Why is a smooth Brexit good for the pound?
A smoother Brexit would be a scenario in which the economic consequences of leaving the European Union are minimised. This is favourable for the pound because the less the Brexit impact on the economy, the more likely that foreign investors will remain interested in the UK. Foreign investors need sterling to invest in the country and so the more GBP is purchased, the higher the demand and, thus, an increase in the currency’s value.

Not even slightly disappointing UK service sector growth data caused the pound to wobble in its ascent in the previous session. With no influential economic data releases for the UK due on Tuesday or Wednesday the focus will be firmly on the elections on Thursday 8th June. Voting booths close at 10pm UTC and exit polls could give an indication as early as midnight if there’s a landslide victory. However, that outcome is now highly unlikely so, instead, by around 3am we should have an idea of the winner.

Weak data keeps U.S. dollar under pressure

Meanwhile, the dollar was giving a mixed performance at the start of the week, slipping against the pound but strengthening versus other currencies, such as the euro. The dollar is still hovering around multi month lows versus sterling and weak U.S. jobs figures on Friday only exasperated the picture. Economic data coming out of America has been consistently underwhelming lately, highlighting growing concerns over the health of the U.S. economy. This, in turn, has been weighing on the value of the dollar.

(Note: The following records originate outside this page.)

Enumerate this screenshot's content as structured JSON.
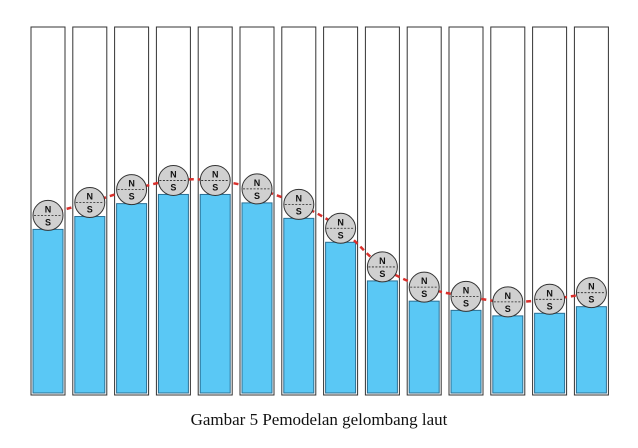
{
  "caption": "Gambar 5 Pemodelan gelombang laut",
  "magnet": {
    "north_label": "N",
    "south_label": "S"
  },
  "colors": {
    "tube_border": "#333333",
    "water": "#5ac8f5",
    "water_border": "#2a6f94",
    "magnet_fill": "#d0d0d0",
    "wave_line": "#d9302c"
  },
  "tubes": [
    {
      "water_level": 0.45
    },
    {
      "water_level": 0.485
    },
    {
      "water_level": 0.52
    },
    {
      "water_level": 0.545
    },
    {
      "water_level": 0.545
    },
    {
      "water_level": 0.522
    },
    {
      "water_level": 0.48
    },
    {
      "water_level": 0.415
    },
    {
      "water_level": 0.31
    },
    {
      "water_level": 0.255
    },
    {
      "water_level": 0.23
    },
    {
      "water_level": 0.215
    },
    {
      "water_level": 0.222
    },
    {
      "water_level": 0.24
    }
  ]
}
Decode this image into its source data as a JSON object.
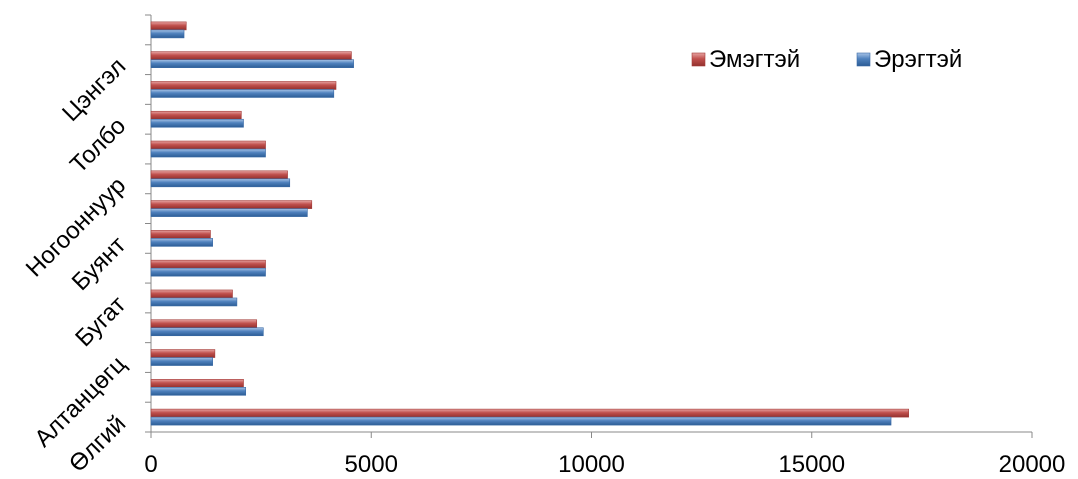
{
  "chart_data": {
    "type": "bar",
    "orientation": "horizontal",
    "categories": [
      "Өлгий",
      "",
      "Алтанцөгц",
      "",
      "Бугат",
      "",
      "Буянт",
      "",
      "Ногооннуур",
      "",
      "Толбо",
      "",
      "Цэнгэл",
      ""
    ],
    "series": [
      {
        "name": "Эрэгтэй",
        "color": "#4f81bd",
        "values": [
          16800,
          2150,
          1400,
          2550,
          1950,
          2600,
          1400,
          3550,
          3150,
          2600,
          2100,
          4150,
          4600,
          750
        ]
      },
      {
        "name": "Эмэгтэй",
        "color": "#c0504d",
        "values": [
          17200,
          2100,
          1450,
          2400,
          1850,
          2600,
          1350,
          3650,
          3100,
          2600,
          2050,
          4200,
          4550,
          800
        ]
      }
    ],
    "xlim": [
      0,
      20000
    ],
    "xticks": [
      0,
      5000,
      10000,
      15000,
      20000
    ],
    "grid": false,
    "legend": "top-right"
  }
}
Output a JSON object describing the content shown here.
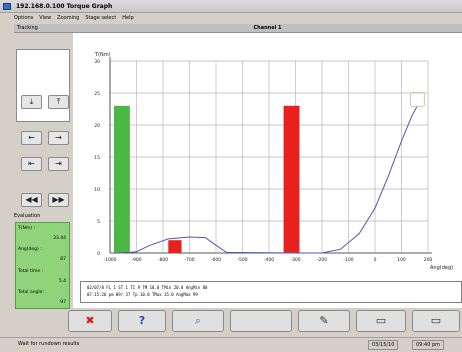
{
  "window": {
    "title": "192.168.0.100 Torque Graph"
  },
  "menu": [
    "Options",
    "View",
    "Zooming",
    "Stage select",
    "Help"
  ],
  "left_header": "Tracking",
  "chart_header": "Channel 1",
  "evaluation": {
    "title": "Evaluation",
    "lines": [
      "T(Nm) :",
      "33.44",
      "Ang(deg) :",
      "87",
      "Total time :",
      "5.4",
      "Total angle:",
      "97"
    ]
  },
  "info_lines": [
    "02/07/8     FL  1   ST  1   TI  9   TM 18.0    TMin 20.0  AngMin  80",
    "07:15:26 pm 09/   37            Tp 10.0    TMax 35.0  AngMax  99"
  ],
  "toolbar_icons": [
    "close-x-icon",
    "help-icon",
    "zoom-icon",
    "blank",
    "pen-icon",
    "window-icon",
    "window-icon"
  ],
  "status": {
    "message": "Wait for rundown results",
    "date": "03/15/10",
    "time": "09:40 pm"
  },
  "chart_data": {
    "type": "line",
    "ylabel": "T(Nm)",
    "xlabel": "Ang(deg)",
    "x_ticks": [
      -1000,
      -900,
      -800,
      -700,
      -600,
      -500,
      -400,
      -300,
      -200,
      -100,
      0,
      100,
      200
    ],
    "x_tick_labels": [
      "-1000",
      "-900",
      "-800",
      "-700",
      "-600",
      "-500",
      "-400",
      "-300",
      "-200",
      "-100",
      "0",
      "100",
      "200"
    ],
    "y_ticks": [
      0,
      5,
      10,
      15,
      20,
      25,
      30
    ],
    "y_tick_labels": [
      "0",
      "5",
      "10",
      "15",
      "20",
      "25",
      "30"
    ],
    "xlim": [
      -1000,
      200
    ],
    "ylim": [
      0,
      30
    ],
    "bars": [
      {
        "x_from": -985,
        "x_to": -925,
        "top": 23.0,
        "color": "#4bb845"
      },
      {
        "x_from": -780,
        "x_to": -730,
        "top": 2.0,
        "color": "#e82020"
      },
      {
        "x_from": -345,
        "x_to": -285,
        "top": 23.0,
        "color": "#e82020"
      }
    ],
    "series": [
      {
        "color": "#5555b5",
        "points": [
          [
            -1000,
            0
          ],
          [
            -960,
            0
          ],
          [
            -900,
            0.2
          ],
          [
            -850,
            1.2
          ],
          [
            -780,
            2.2
          ],
          [
            -700,
            2.5
          ],
          [
            -640,
            2.4
          ],
          [
            -600,
            1.2
          ],
          [
            -560,
            0.1
          ],
          [
            -300,
            0
          ],
          [
            -200,
            0
          ],
          [
            -130,
            0.6
          ],
          [
            -60,
            3
          ],
          [
            0,
            7
          ],
          [
            50,
            12
          ],
          [
            100,
            17.5
          ],
          [
            140,
            21.5
          ],
          [
            160,
            23
          ]
        ]
      }
    ],
    "marker": {
      "x": 160,
      "y": 24
    }
  }
}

Why does strong economic data boost a country’s currency?
Solid economic indicators point to a strong economy. Strong economies have strong currencies because institutions look to invest in countries where growth prospects are high. These institutions require local currency to invest in the country, thus increasing demand and pushing up the money’s worth. So, when a country or region has good economic news, the value of the currency tends to rise.

With little in the way of economic data to distract the dollar over the coming days, UK election fever is likely to continue driving the pound U.S. dollar exchange rate.